Track Two (Enough Is Enough) is a Canadian documentary film, directed by Harry Sutherland and released in 1982. The film documents the struggle for gay liberation in Toronto in the early 1980s, focusing principally on the mass protest mobilizations that followed Operation Soap in February 1981.

The film takes its title from the Toronto Police Service's use of "Track Two" as a code word for the Church and Wellesley gay village in the era. ("Track One" was their code for a different part of the city with a significant presence of prostitutes.)

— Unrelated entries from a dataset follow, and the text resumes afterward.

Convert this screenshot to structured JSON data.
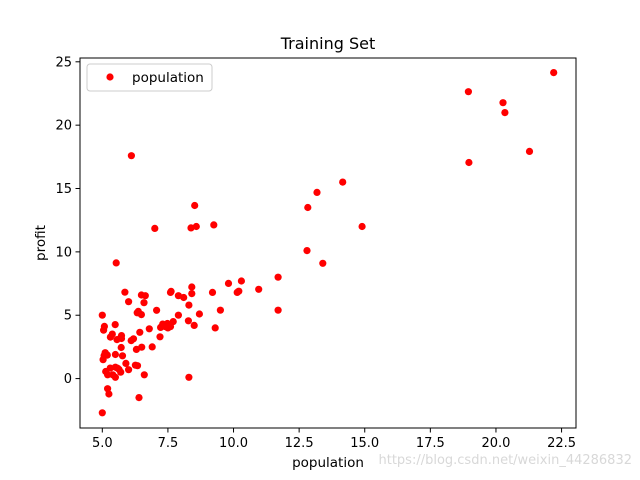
{
  "chart_data": {
    "type": "scatter",
    "title": "Training Set",
    "xlabel": "population",
    "ylabel": "profit",
    "xlim": [
      4.15,
      23.05
    ],
    "ylim": [
      -3.9,
      25.3
    ],
    "xticks": [
      5.0,
      7.5,
      10.0,
      12.5,
      15.0,
      17.5,
      20.0,
      22.5
    ],
    "xtick_labels": [
      "5.0",
      "7.5",
      "10.0",
      "12.5",
      "15.0",
      "17.5",
      "20.0",
      "22.5"
    ],
    "yticks": [
      0,
      5,
      10,
      15,
      20,
      25
    ],
    "ytick_labels": [
      "0",
      "5",
      "10",
      "15",
      "20",
      "25"
    ],
    "grid": false,
    "legend_position": "top-left",
    "series": [
      {
        "name": "population",
        "color": "#ff0000",
        "points": [
          [
            6.11,
            17.59
          ],
          [
            5.53,
            9.13
          ],
          [
            8.52,
            13.66
          ],
          [
            7.0,
            11.85
          ],
          [
            5.86,
            6.82
          ],
          [
            8.38,
            11.89
          ],
          [
            7.48,
            4.35
          ],
          [
            8.58,
            12.0
          ],
          [
            6.49,
            6.6
          ],
          [
            5.05,
            3.82
          ],
          [
            5.71,
            3.25
          ],
          [
            14.16,
            15.51
          ],
          [
            5.73,
            3.16
          ],
          [
            8.41,
            7.23
          ],
          [
            5.64,
            0.72
          ],
          [
            5.38,
            3.51
          ],
          [
            6.37,
            5.3
          ],
          [
            5.13,
            0.56
          ],
          [
            6.43,
            3.65
          ],
          [
            7.07,
            5.39
          ],
          [
            6.19,
            3.14
          ],
          [
            20.27,
            21.77
          ],
          [
            5.49,
            4.26
          ],
          [
            6.33,
            5.19
          ],
          [
            5.56,
            3.08
          ],
          [
            18.95,
            22.64
          ],
          [
            12.83,
            13.5
          ],
          [
            10.96,
            7.05
          ],
          [
            13.18,
            14.69
          ],
          [
            22.2,
            24.15
          ],
          [
            5.25,
            -1.22
          ],
          [
            6.59,
            5.99
          ],
          [
            9.25,
            12.13
          ],
          [
            5.19,
            1.85
          ],
          [
            7.9,
            6.54
          ],
          [
            8.28,
            4.56
          ],
          [
            5.08,
            4.12
          ],
          [
            5.73,
            3.39
          ],
          [
            5.31,
            3.27
          ],
          [
            6.49,
            5.05
          ],
          [
            6.26,
            1.06
          ],
          [
            6.79,
            3.93
          ],
          [
            7.62,
            6.88
          ],
          [
            9.81,
            7.51
          ],
          [
            5.3,
            0.83
          ],
          [
            8.41,
            6.71
          ],
          [
            5.77,
            1.8
          ],
          [
            5.03,
            1.49
          ],
          [
            6.34,
            1.02
          ],
          [
            6.64,
            6.54
          ],
          [
            5.07,
            1.81
          ],
          [
            5.58,
            0.82
          ],
          [
            6.0,
            6.07
          ],
          [
            5.11,
            2.04
          ],
          [
            7.22,
            4.04
          ],
          [
            6.5,
            2.48
          ],
          [
            10.14,
            6.8
          ],
          [
            5.72,
            2.45
          ],
          [
            18.97,
            17.05
          ],
          [
            20.34,
            20.99
          ],
          [
            21.28,
            17.93
          ],
          [
            5.0,
            5.0
          ],
          [
            5.5,
            1.9
          ],
          [
            6.0,
            0.7
          ],
          [
            5.2,
            0.3
          ],
          [
            6.4,
            -1.5
          ],
          [
            5.0,
            -2.7
          ],
          [
            5.7,
            0.5
          ],
          [
            5.2,
            -0.8
          ],
          [
            5.9,
            1.2
          ],
          [
            6.3,
            2.3
          ],
          [
            6.9,
            2.5
          ],
          [
            7.3,
            4.3
          ],
          [
            7.5,
            4.0
          ],
          [
            7.9,
            5.0
          ],
          [
            8.1,
            6.4
          ],
          [
            8.3,
            5.8
          ],
          [
            8.5,
            4.2
          ],
          [
            8.7,
            5.1
          ],
          [
            9.2,
            6.8
          ],
          [
            9.3,
            4.0
          ],
          [
            9.5,
            5.4
          ],
          [
            10.2,
            6.9
          ],
          [
            10.3,
            7.7
          ],
          [
            11.7,
            8.0
          ],
          [
            11.7,
            5.4
          ],
          [
            12.8,
            10.1
          ],
          [
            13.4,
            9.1
          ],
          [
            14.9,
            12.0
          ],
          [
            8.3,
            0.1
          ],
          [
            6.6,
            0.3
          ],
          [
            7.6,
            6.8
          ],
          [
            7.2,
            3.3
          ],
          [
            5.4,
            0.3
          ],
          [
            5.5,
            0.1
          ],
          [
            6.1,
            3.0
          ],
          [
            5.5,
            0.9
          ],
          [
            7.4,
            4.1
          ],
          [
            7.6,
            4.1
          ],
          [
            7.7,
            4.5
          ]
        ]
      }
    ]
  },
  "watermark": "https://blog.csdn.net/weixin_44286832"
}
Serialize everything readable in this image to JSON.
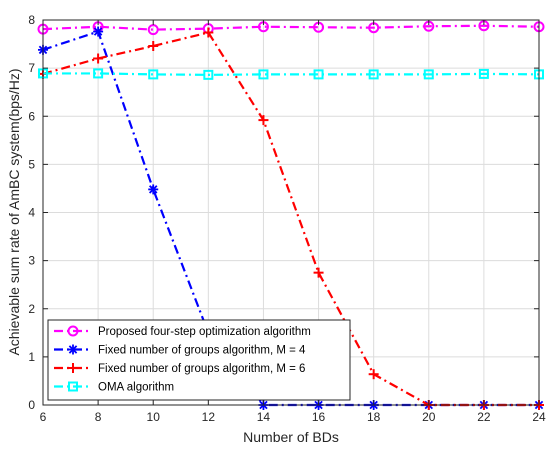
{
  "chart_data": {
    "type": "line",
    "xlabel": "Number of BDs",
    "ylabel": "Achievable sum rate of AmBC system(bps/Hz)",
    "xlim": [
      6,
      24
    ],
    "ylim": [
      0,
      8
    ],
    "xticks": [
      "6",
      "8",
      "10",
      "12",
      "14",
      "16",
      "18",
      "20",
      "22",
      "24"
    ],
    "yticks": [
      "0",
      "1",
      "2",
      "3",
      "4",
      "5",
      "6",
      "7",
      "8"
    ],
    "grid": true,
    "legend_position": "bottom-left",
    "series": [
      {
        "name": "Proposed four-step optimization algorithm",
        "color": "#ff00ff",
        "marker": "circle",
        "line_style": "dash-dot",
        "x": [
          6,
          8,
          10,
          12,
          14,
          16,
          18,
          20,
          22,
          24
        ],
        "values": [
          7.81,
          7.86,
          7.8,
          7.82,
          7.86,
          7.85,
          7.84,
          7.87,
          7.88,
          7.86
        ]
      },
      {
        "name": "Fixed number of groups algorithm, M = 4",
        "color": "#0000ff",
        "marker": "star",
        "line_style": "dash-dot",
        "x": [
          6,
          8,
          10,
          12,
          14,
          16,
          18,
          20,
          22,
          24
        ],
        "values": [
          7.38,
          7.76,
          4.48,
          1.5,
          0,
          0,
          0,
          0,
          0,
          0
        ]
      },
      {
        "name": "Fixed number of groups algorithm, M = 6",
        "color": "#ff0000",
        "marker": "plus",
        "line_style": "dash-dot",
        "x": [
          6,
          8,
          10,
          12,
          14,
          16,
          18,
          20,
          22,
          24
        ],
        "values": [
          6.88,
          7.2,
          7.46,
          7.74,
          5.92,
          2.75,
          0.64,
          0,
          0,
          0
        ]
      },
      {
        "name": "OMA algorithm",
        "color": "#00ffff",
        "marker": "square",
        "line_style": "dash-dot",
        "x": [
          6,
          8,
          10,
          12,
          14,
          16,
          18,
          20,
          22,
          24
        ],
        "values": [
          6.89,
          6.89,
          6.87,
          6.86,
          6.87,
          6.87,
          6.87,
          6.87,
          6.88,
          6.87
        ]
      }
    ]
  }
}
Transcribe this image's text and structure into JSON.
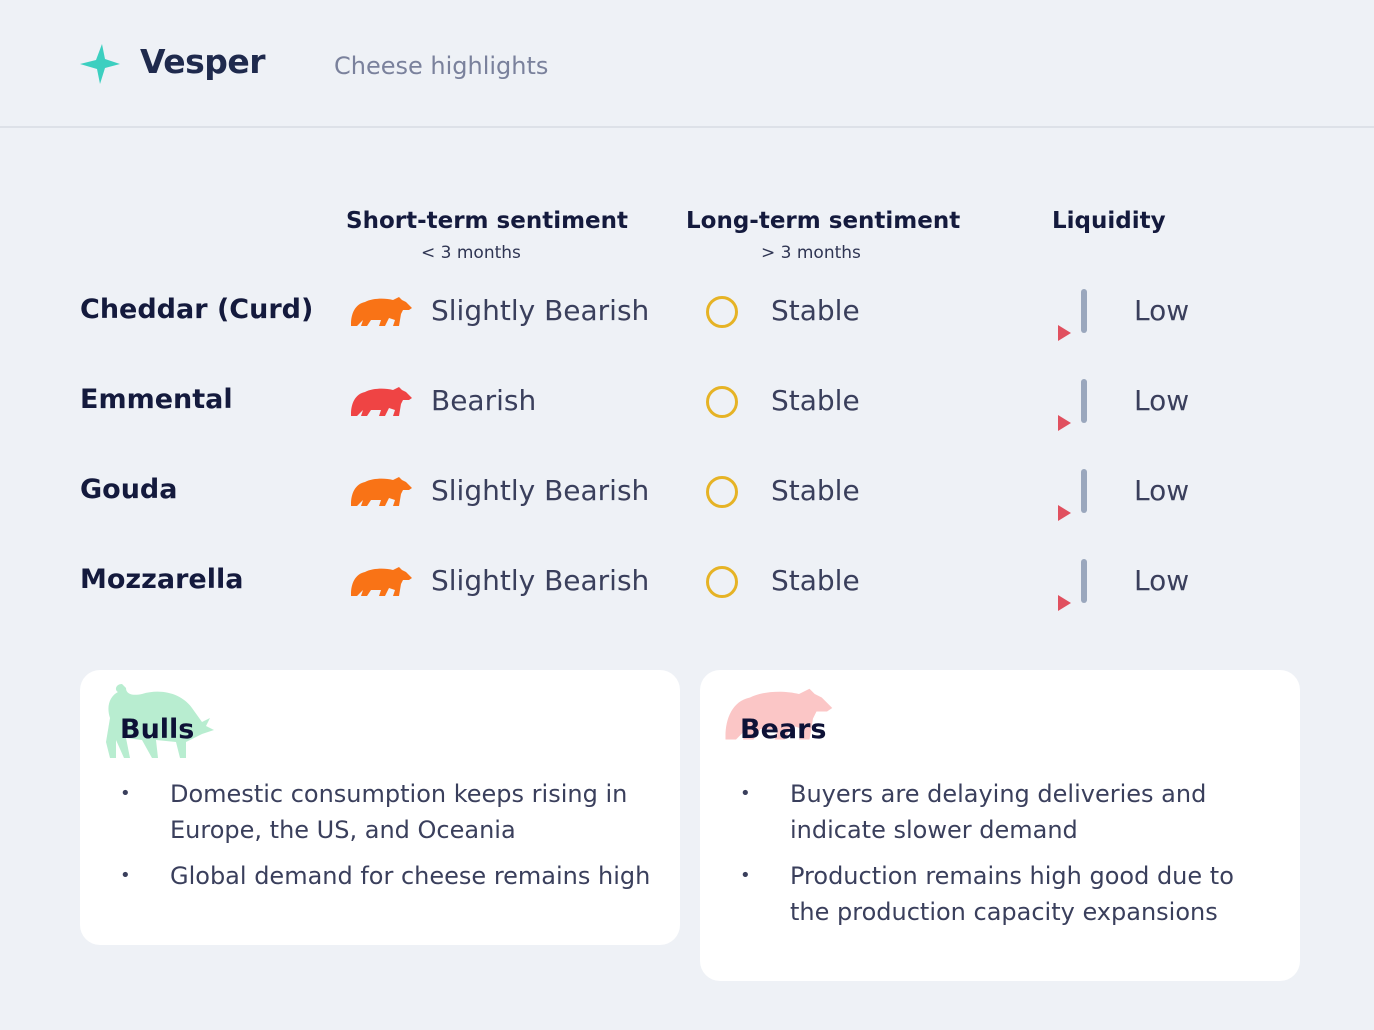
{
  "header": {
    "brand": "Vesper",
    "subtitle": "Cheese highlights",
    "logo_icon": "sparkle-icon",
    "logo_color": "#3ccfc0"
  },
  "columns": [
    {
      "title": "Short-term sentiment",
      "sub": "< 3 months"
    },
    {
      "title": "Long-term sentiment",
      "sub": "> 3 months"
    },
    {
      "title": "Liquidity"
    }
  ],
  "rows": [
    {
      "name": "Cheddar (Curd)",
      "short": "Slightly Bearish",
      "short_color": "#f97316",
      "long": "Stable",
      "liquidity": "Low"
    },
    {
      "name": "Emmental",
      "short": "Bearish",
      "short_color": "#ef4444",
      "long": "Stable",
      "liquidity": "Low"
    },
    {
      "name": "Gouda",
      "short": "Slightly Bearish",
      "short_color": "#f97316",
      "long": "Stable",
      "liquidity": "Low"
    },
    {
      "name": "Mozzarella",
      "short": "Slightly Bearish",
      "short_color": "#f97316",
      "long": "Stable",
      "liquidity": "Low"
    }
  ],
  "bulls": {
    "title": "Bulls",
    "items": [
      "Domestic consumption keeps rising in Europe, the US, and Oceania",
      "Global demand for cheese remains high"
    ]
  },
  "bears": {
    "title": "Bears",
    "items": [
      "Buyers are delaying deliveries and indicate slower demand",
      "Production remains high good due to the production capacity expansions"
    ]
  }
}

Figures appearing in the film include former Toronto mayor John Sewell, historian June Callwood, novelist Margaret Atwood, broadcaster Laurier LaPierre, and LGBTQ community figures George Hislop, Brent Hawkes, Chris Bearchell, Gerald Hannon and Ken Popert.

==Production==
The film had originally been conceived as a documentary about the 1980 Toronto municipal election, focusing in particular on Hislop's campaign for a Toronto City Council seat, which had he won would have made him the city's first openly gay alderman. They approached CBC Television to pitch the film, only to be rejected with a claim that the CBC had "already done gays to death".

Hislop lost, however, and Sutherland and his producer Gord Keith were unsure how to proceed until Operation Soap occurred a matter of weeks later, enabling them to recontextualize some of the footage they had already filmed, while expanding the film's focus toward a much larger, ongoing story. They went out intending to film a modest protest that night, only to be greeted by a massive march of thousands.

The film's score was composed by Carole Pope and Kevan Staples of the band Rough Trade. Their score included the song "Endless Night", which also appeared on the band's 1982 album Shaking the Foundations.

==Distribution==
The film received its premiere screening on July 1, 1982, at Toronto's Bloor Cinema. It later received a number of theatrical screenings at Canadian and international film festivals, including the 1982 Toronto International Film Festival and the 33rd Berlin International Film Festival.

After many years of being virtually forgotten, with the only two remaining prints of the film in existence held by the National Archives of Canada and the Bibliothèque et Archives nationales du Québec, the film received a digital restoration funded by Pink Triangle Press in 2014.

==Critical response==
Film critic Jay Scott identified the film's failure to receive a Genie Award nomination for Best Feature Length Documentary at the 4th Genie Awards as one of the year's most egregious snubs, writing that "there are times when Genie is fearless when it comes to omitting the deserving. Just like Oscar."

For Cinema Canada, David Eames wrote that "Is Track Two a good film? Perhaps. Is it a great film? Most definitely. Are there difficulties? Decidedly. One wonders why the police were not interviewed in this film. Their short appearance, via a television talk-show, is, curiously enough, one of this film's funniest and more telling moments. The makers of Track Two didn't need to worry about gunning down the police. As this segment proved, all they needed to do was give them a shovel and let them dig their own grave."